Reset A A Font size: Print

Supreme Court, Appellate Division, First Department, New York.

251 CPW LLC, et al., Plaintiffs-Appellants, v. 257 CENTRAL PARK WEST, INC., et al., Defendants-Respondents.

Decided: June 17, 2008

ANDRIAS, J.P., FRIEDMAN, BUCKLEY, CATTERSON, ACOSTA, JJ. Gale Fieldman, New York, for appellants. Schechter & Brucker, P.C., New York (David H. Ostwald of counsel), for respondents.

Order and judgment (one paper), Supreme Court, New York County (Leland DeGrasse, J.), entered on or about July 23, 2007, which granted defendants' motion for summary judgment and dismissed the complaint, and denied plaintiffs' cross motion for leave to amend, unanimously affirmed, with costs.

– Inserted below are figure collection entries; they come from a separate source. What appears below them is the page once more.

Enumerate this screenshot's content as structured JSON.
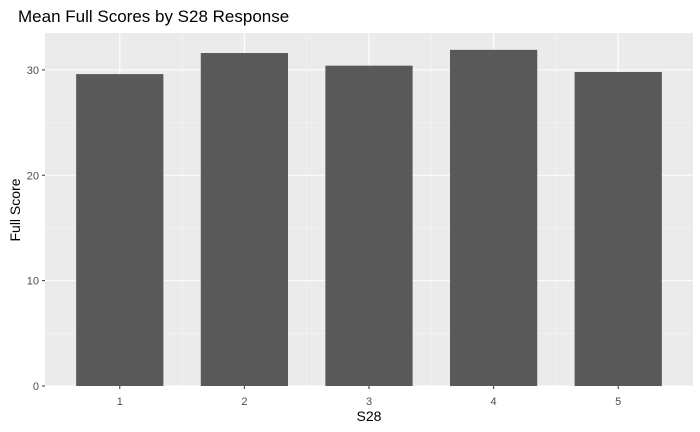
{
  "chart_data": {
    "type": "bar",
    "title": "Mean Full Scores by S28 Response",
    "xlabel": "S28",
    "ylabel": "Full Score",
    "categories": [
      "1",
      "2",
      "3",
      "4",
      "5"
    ],
    "values": [
      29.6,
      31.6,
      30.4,
      31.9,
      29.8
    ],
    "ylim": [
      0,
      33.5
    ],
    "yticks": [
      0,
      10,
      20,
      30
    ],
    "grid": true,
    "colors": {
      "panel_background": "#ebebeb",
      "grid_major": "#ffffff",
      "grid_minor": "#f5f5f5",
      "bar_fill": "#595959"
    }
  }
}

 The court properly concluded that plaintiffs have not acquired an easement in defendant 257 Inc.'s portion of the alleyway.   No easement by prescription exists since there is no showing that plaintiffs' use was hostile and adverse (see Amalgamated Dwellings, Inc. v. Hillman Hous. Corp., 33 A.D.3d 364, 822 N.Y.S.2d 499 [2006];  Bookchin v. Maraconda, 162 A.D.2d 393, 557 N.Y.S.2d 46 [1990];  see also Morales v. Riley, 28 A.D.3d 623, 813 N.Y.S.2d 518 [2006] ).   Nor may an easement be implied from plaintiffs' pre-existing use of the alleyway.   Plaintiffs have failed to make a showing of reasonable necessity, a necessary element for such an easement (see Turner v. Baisley, 197 A.D.2d 681, 602 N.Y.S.2d 907 [1993] );  use as a “mere convenience” is insufficient (id.).